Jurisprudentie
AA3034
Datum uitspraak1995-02-15
RechtsgebiedBelasting
Soort ProcedureCassatie
Instantie naamHoge Raad
Zaaknummers30089
Statusgepubliceerd
RechtsgebiedBelasting
Soort ProcedureCassatie
Instantie naamHoge Raad
Zaaknummers30089
Statusgepubliceerd
Uitspraak
gewezen op het beroep in cassatie van X te Z tegen de uitspraak van het Gerechtshof te Amsterdam van 30 december 1993 betreffende de na te melden voor het jaar 1990 opgelegde aanslag inkomstenbelasting/premies volksverzekeringen.
1. Aanslag, bezwaar en geding voor het Hof Aan belanghebbende is voor het jaar 1990 een aanslag inkomstenbelasting/premies volksverzekeringen opgelegd naar een belastbaar inkomen van ƒ 66.388,--, welke aanslag, na daartegen gemaakt bezwaar, bij uitspraak van de Inspecteur is gehandhaafd. Belanghebbende is van de uitspraak van de Inspecteur in beroep gekomen bij het Hof. Het Hof heeft die uitspraak bevestigd. De uitspraak van het Hof is aan dit arrest gehecht.
2. Geding in cassatie Belanghebbende heeft tegen de uitspraak van het Hof beroep in cassatie ingesteld. Het beroepschrift in cassatie is aan dit arrest gehecht en maakt daarvan deel uit. De Staatssecretaris van Financiën heeft een vertoogschrift ingediend.
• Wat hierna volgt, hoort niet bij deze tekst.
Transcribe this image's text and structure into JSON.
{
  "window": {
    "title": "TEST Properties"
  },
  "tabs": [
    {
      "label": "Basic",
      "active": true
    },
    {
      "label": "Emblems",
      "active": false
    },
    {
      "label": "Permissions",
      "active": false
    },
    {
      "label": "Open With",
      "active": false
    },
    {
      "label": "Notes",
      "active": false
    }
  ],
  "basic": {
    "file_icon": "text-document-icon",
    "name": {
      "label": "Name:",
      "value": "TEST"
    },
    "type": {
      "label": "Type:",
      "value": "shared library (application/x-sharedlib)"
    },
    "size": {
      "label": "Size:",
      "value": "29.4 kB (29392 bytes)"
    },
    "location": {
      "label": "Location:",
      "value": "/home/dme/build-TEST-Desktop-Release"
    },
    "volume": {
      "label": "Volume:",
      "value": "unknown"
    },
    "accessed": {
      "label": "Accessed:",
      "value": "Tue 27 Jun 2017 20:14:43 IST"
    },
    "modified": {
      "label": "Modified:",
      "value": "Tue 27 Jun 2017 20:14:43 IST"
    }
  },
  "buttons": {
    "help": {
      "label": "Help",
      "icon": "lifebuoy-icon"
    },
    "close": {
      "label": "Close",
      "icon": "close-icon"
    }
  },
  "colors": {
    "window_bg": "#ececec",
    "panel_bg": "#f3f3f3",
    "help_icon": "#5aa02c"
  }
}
3. Beoordeling van de ontvankelijkheid van het beroep in cassatie Het beroepschrift in cassatie van belanghebbende is ter griffie van het Hof binnengekomen op 8 maart 1994, dat is na afloop van de wettelijke termijn voor het instellen van beroep in cassatie. Vaststaat dat aan belanghebbende in de door het Hof met de uitspraak van het Hof meegezonden brief is medegedeeld dat het beroep in cassatie wordt ingesteld binnen twee maanden nadat het afschrift van de uitspraak van het Hof ter post is bezorgd. Aangezien blijkens het tot de stukken van het geding behorende afschrift van de uitspraak van het Hof dit op 11 januari 1994 ter post is bezorgd, is belanghebbende ervan uitgegaan dat de termijn voor het indienen van het beroep in cassatie op 11 maart 1994 eindigde. Onder deze omstandigheden kan redelijkerwijs niet worden geoordeeld dat belanghebbende in verzuim is geweest.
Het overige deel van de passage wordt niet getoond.